Compressed sensing (CS) is a signal processing framework which includes a growing body of techniques that undersample sparse signals and yet reconstruct them precisely. Such technique allows us to sample sparse signals beyond the traditional Shannon-Nyquist sampling theory demands. Namely, information on the signals is compressively acquired and preserved in sampled measurements where the sampling rate is less than the Nyquist rate. However, as compared to the traditional sampling framework, which can recover signals by using a simple low-pass filter, the task of CS recovery problem is complicated. The CS recovery problem is intuitively defined as an l_0-norm minimization. Solving the l_0-norm task is very limited in practice because it is a NP-complete problem. Therefore, several alternative recovery algorithms have been developed to relax the computational infeasibility of the l_0-norm task, such as l_1-norm minimization and greedy approaches; there has been a long and rich history of such approaches improving the recovery performance and the computational speed. Another line of the approaches is based on Bayesian philosophy. In the Bayesian framework, the sparse recovery problem is described as maximum-a-posteriori (MAP) or minimum-mean-square-error (MMSE) estimation problem, and its sparse solution then is sought by imposing a proper sparsifying prior probability density function with respect to the target signal. In this dissertation, we are interested in a class of Bayesian recovery algorithms applying strategy of belief propagation or message-passing, which have been known to have strong recovery ability and low-computational nature. We will study Bayesian message-passing algorithms to handle two types of the sparsity: direct sparsity and sparsity in finite differences. In addition, we extend our scope to a case where the target signal is a mixture of two sparse signals.

The first part of this dissertation discusses a low-computational Bayesian algorithm for the direct sparsity, called BHT-BP. In this framework, we consider LDPC-like measurement matrices which has a tree-structured property, and additive white Gaussian noise. BHT-BP has a joint detection-and-estimation structure consisting of a sparse support detector and a nonzero estimator. The support detector is designed under the criterion of the minimum detection error probability using nonparametric belief propagation (nBP) and composite binary hypothesis tests. The nonzeros are estimated in the sense of linear MMSE, where the support detection result is utilized. BHT-BP has its strength in noise robust support detection, effectively removing quantization errors caused by the uniform sampling-based nBP. Therefore, in the direct sparsity recovery, BHT-BP has advantages over CS-BP which is an existing nBP algorithm, being comparable to other recent CS solvers, in several aspects.
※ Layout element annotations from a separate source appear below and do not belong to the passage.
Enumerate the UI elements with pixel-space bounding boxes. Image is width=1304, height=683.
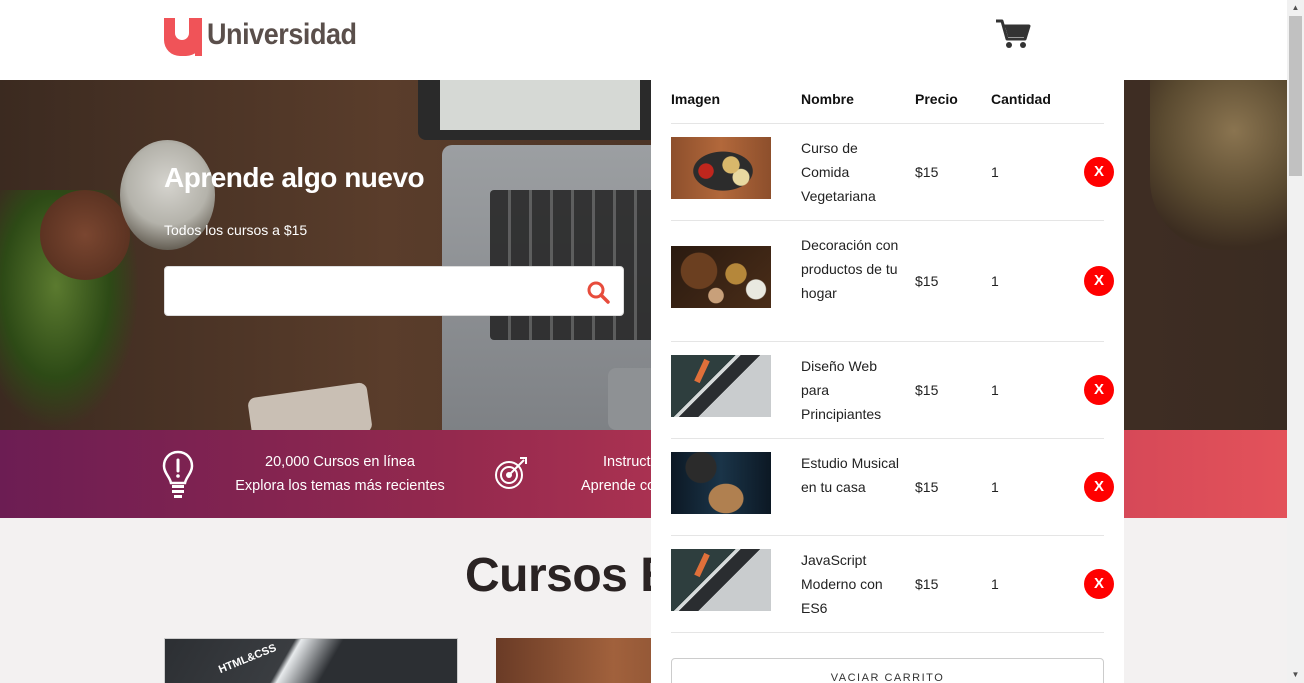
cart-item-quantity: 1 — [991, 382, 999, 398]
course-card-image[interactable]: HTML&CSS — [164, 638, 458, 683]
cart-item-image — [671, 355, 771, 417]
cart-item-name: Curso de Comida Vegetariana — [801, 140, 876, 204]
feature-courses-title: 20,000 Cursos en línea — [265, 454, 415, 470]
shopping-cart-icon[interactable] — [995, 18, 1031, 50]
logo-mark-icon — [164, 18, 202, 56]
cart-item-name: Decoración con productos de tu hogar — [801, 237, 899, 301]
cart-header-name: Nombre — [801, 91, 854, 107]
target-icon — [495, 457, 527, 489]
logo-text: Universidad — [207, 18, 357, 51]
feature-instructors-text: Aprende co — [581, 478, 656, 494]
cart-item-quantity: 1 — [991, 273, 999, 289]
book-decoration — [247, 381, 373, 430]
divider — [671, 220, 1104, 221]
cart-item-price: $15 — [915, 576, 939, 592]
cart-item-image — [671, 549, 771, 611]
cart-item-image — [671, 452, 771, 514]
scrollbar-thumb[interactable] — [1289, 16, 1302, 176]
cart-item-name: JavaScript Moderno con ES6 — [801, 552, 883, 616]
remove-item-button[interactable]: X — [1084, 266, 1114, 296]
search-box — [164, 266, 624, 316]
remove-item-button[interactable]: X — [1084, 569, 1114, 599]
site-header: Universidad — [0, 0, 1287, 80]
keyboard-decoration — [490, 190, 660, 340]
course-card-badge: HTML&CSS — [216, 641, 279, 677]
lightbulb-icon — [162, 450, 194, 498]
logo[interactable]: Universidad — [164, 18, 373, 58]
hero-title: Aprende algo nuevo — [164, 162, 425, 193]
remove-item-button[interactable]: X — [1084, 472, 1114, 502]
cart-item-quantity: 1 — [991, 479, 999, 495]
cart-header-quantity: Cantidad — [991, 91, 1051, 107]
cart-item-price: $15 — [915, 164, 939, 180]
pot-decoration — [40, 190, 130, 280]
cart-item-price: $15 — [915, 479, 939, 495]
scroll-up-icon[interactable]: ▲ — [1287, 0, 1304, 16]
divider — [671, 341, 1104, 342]
divider — [671, 535, 1104, 536]
cart-item-price: $15 — [915, 273, 939, 289]
mug-decoration — [1150, 80, 1287, 250]
search-input[interactable] — [165, 267, 565, 315]
divider — [671, 438, 1104, 439]
cart-item-name: Diseño Web para Principiantes — [801, 358, 882, 422]
page: Universidad Aprende algo nuevo Todos los… — [0, 0, 1304, 683]
cart-dropdown: Imagen Nombre Precio Cantidad Curso de C… — [651, 80, 1124, 683]
hero-subtitle: Todos los cursos a $15 — [164, 222, 308, 238]
cart-item-quantity: 1 — [991, 576, 999, 592]
cart-item-quantity: 1 — [991, 164, 999, 180]
empty-cart-button[interactable]: VACIAR CARRITO — [671, 658, 1104, 683]
cart-item-price: $15 — [915, 382, 939, 398]
cart-item-name: Estudio Musical en tu casa — [801, 455, 900, 495]
feature-courses-text: Explora los temas más recientes — [235, 478, 445, 494]
feature-instructors-title: Instruct — [603, 454, 651, 470]
cart-header-image: Imagen — [671, 91, 721, 107]
laptop-screen-decoration — [418, 80, 658, 140]
scroll-down-icon[interactable]: ▼ — [1287, 667, 1304, 683]
search-icon[interactable] — [586, 280, 610, 304]
divider — [671, 123, 1104, 124]
cart-item-image — [671, 137, 771, 199]
remove-item-button[interactable]: X — [1084, 375, 1114, 405]
feature-instructors: Instruct Aprende co — [578, 450, 658, 498]
divider — [671, 632, 1104, 633]
cart-item-image — [671, 246, 771, 308]
cart-header-price: Precio — [915, 91, 958, 107]
remove-item-button[interactable]: X — [1084, 157, 1114, 187]
feature-courses: 20,000 Cursos en línea Explora los temas… — [220, 450, 460, 498]
section-title: Cursos E — [465, 549, 672, 602]
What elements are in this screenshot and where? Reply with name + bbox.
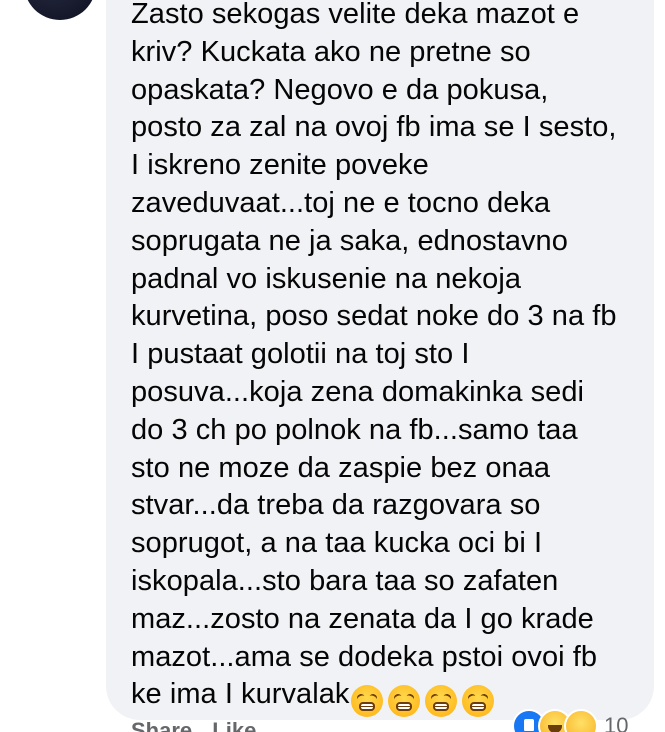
like-button[interactable]: Like: [212, 718, 256, 732]
comment-line: opaskata? Negovo e da pokusa,: [131, 73, 549, 106]
comment-line: do 3 ch po polnok na fb...samo taa: [131, 413, 578, 446]
comment-actions: Share Like: [131, 718, 270, 732]
comment-line: mazot...ama se dodeka pstoi ovoi fb: [131, 640, 598, 673]
tired-face-emoji-icon: [351, 684, 384, 717]
reaction-count: 10: [604, 713, 629, 732]
comment-line: maz...zosto na zenata da I go krade: [131, 602, 594, 635]
comment-line-text: ke ima I kurvalak: [131, 678, 350, 711]
sad-icon: [564, 709, 598, 732]
comment-line: stvar...da treba da razgovara so: [131, 489, 541, 522]
avatar[interactable]: [24, 0, 96, 20]
comment-line: soprugata ne ja saka, ednostavno: [131, 224, 568, 257]
comment-line: posuva...koja zena domakinka sedi: [131, 375, 585, 408]
comment-line: I iskreno zenite poveke: [131, 149, 429, 182]
comment-line: soprugot, a na taa kucka oci bi I: [131, 527, 543, 560]
comment-line: kurvetina, poso sedat noke do 3 na fb: [131, 300, 617, 333]
comment-line: iskopala...sto bara taa so zafaten: [131, 564, 559, 597]
comment-line: kriv? Kuckata ako ne pretne so: [131, 35, 531, 68]
comment-line: padnal vo iskusenie na nekoja: [131, 262, 522, 295]
share-button[interactable]: Share: [131, 718, 192, 732]
comment-line: Zasto sekogas velite deka mazot e: [131, 0, 580, 30]
comment-text: Zasto sekogas velite deka mazot e kriv? …: [131, 0, 641, 719]
emoji-group: [351, 681, 499, 719]
tired-face-emoji-icon: [388, 684, 421, 717]
comment-line: I pustaat golotii na toj sto I: [131, 338, 470, 371]
tired-face-emoji-icon: [425, 684, 458, 717]
comment-line: zaveduvaat...toj ne e tocno deka: [131, 186, 551, 219]
comment-line: sto ne moze da zaspie bez onaa: [131, 451, 551, 484]
comment-line: posto za zal na ovoj fb ima se I sesto,: [131, 111, 617, 144]
reaction-summary[interactable]: 10: [512, 706, 628, 732]
tired-face-emoji-icon: [462, 684, 495, 717]
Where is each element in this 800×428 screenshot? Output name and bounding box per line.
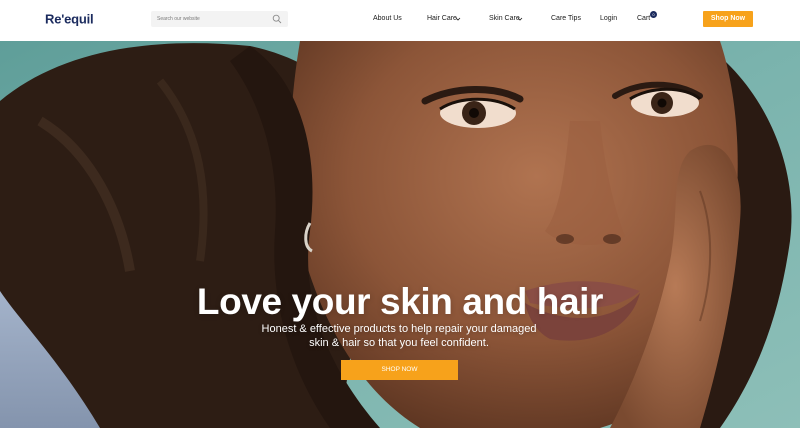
nav-skin-care[interactable]: Skin Care — [489, 14, 520, 24]
hero-banner: Love your skin and hair Honest & effecti… — [0, 41, 800, 428]
nav-login[interactable]: Login — [600, 14, 617, 24]
nav-about-us[interactable]: About Us — [373, 14, 402, 24]
chevron-down-icon[interactable] — [517, 16, 523, 22]
brand-logo-mark: Re'equil — [45, 12, 94, 27]
search-box — [151, 11, 288, 27]
svg-text:Re'equil: Re'equil — [45, 12, 93, 27]
header-shop-now-button[interactable]: Shop Now — [703, 11, 753, 27]
hero-subtitle: Honest & effective products to help repa… — [261, 323, 537, 349]
nav-cart[interactable]: Cart — [637, 14, 650, 24]
cart-count-badge: 0 — [650, 11, 657, 18]
search-icon[interactable] — [272, 14, 282, 24]
nav-care-tips[interactable]: Care Tips — [551, 14, 581, 24]
hero-title: Love your skin and hair — [196, 281, 604, 322]
hero-shop-now-button[interactable]: SHOP NOW — [341, 360, 458, 380]
chevron-down-icon[interactable] — [455, 16, 461, 22]
site-header: Re'equil About Us Hair Care Skin Care Ca… — [0, 0, 800, 41]
nav-hair-care[interactable]: Hair Care — [427, 14, 457, 24]
search-input[interactable] — [157, 12, 265, 26]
In addition, we examine impact of the minimum nonzero value of directly sparse signals via BHT-BP, on the basis of the results of Wainwright et al. and Fletcher et al.. Our empirical result shows that variation of x_{min} is reflected to recovery performance in the form of SNR shift.

The second part proposes a fast approximate message-passing (AMP) algorithm for solving CS recovery problems with 1D-finite-difference sparsity in term of MMSE estimation. The proposed algorithm, named ssAMP-BGFD, is low-computational with its fast convergence and cheap per-iteration cost, providing phase transition nearly approaching to the state-of-the-art. The ssAMP-BGFD algorithm is originated from a sum-product message-passing rule, applying a Bernoulli-Gaussian (BG) prior, seeking an MMSE solution. The algorithm construction includes not only the conventional AMP technique for the measurement fidelity, but also suggests a simplified message-passing method to promote the signal sparsity in finite-difference. Furthermore, we provide an EM-tuning methodology to learn the BG prior parameters, suggesting how to use some practical measurement matrices satisfying the RIP requirement under the ssAMP-BGFD recovery. Extensive empirical results confirms performance of the ssAMP-BGFD algorithm, in phase transition, convergence speed, and CPU runtime, compared to the recent algorithms.

In the third part, we propose a faster AMP to solve the L_1-Split-Analysis for the 2D sparsity separation, which is referred to as MixAMP. We develop the MixAMP based on the factor graphical modeling and the min-sum message-passing. Then, we examine MixAMP for separation of two types of the sparsity mixtures: separation of the direct-and-group sparsity mixture, and that of the direct-and-finite-difference sparsity mixture. This case study shows that the MixAMP method offers computational advantages over the conventional first-order method, TFOCS.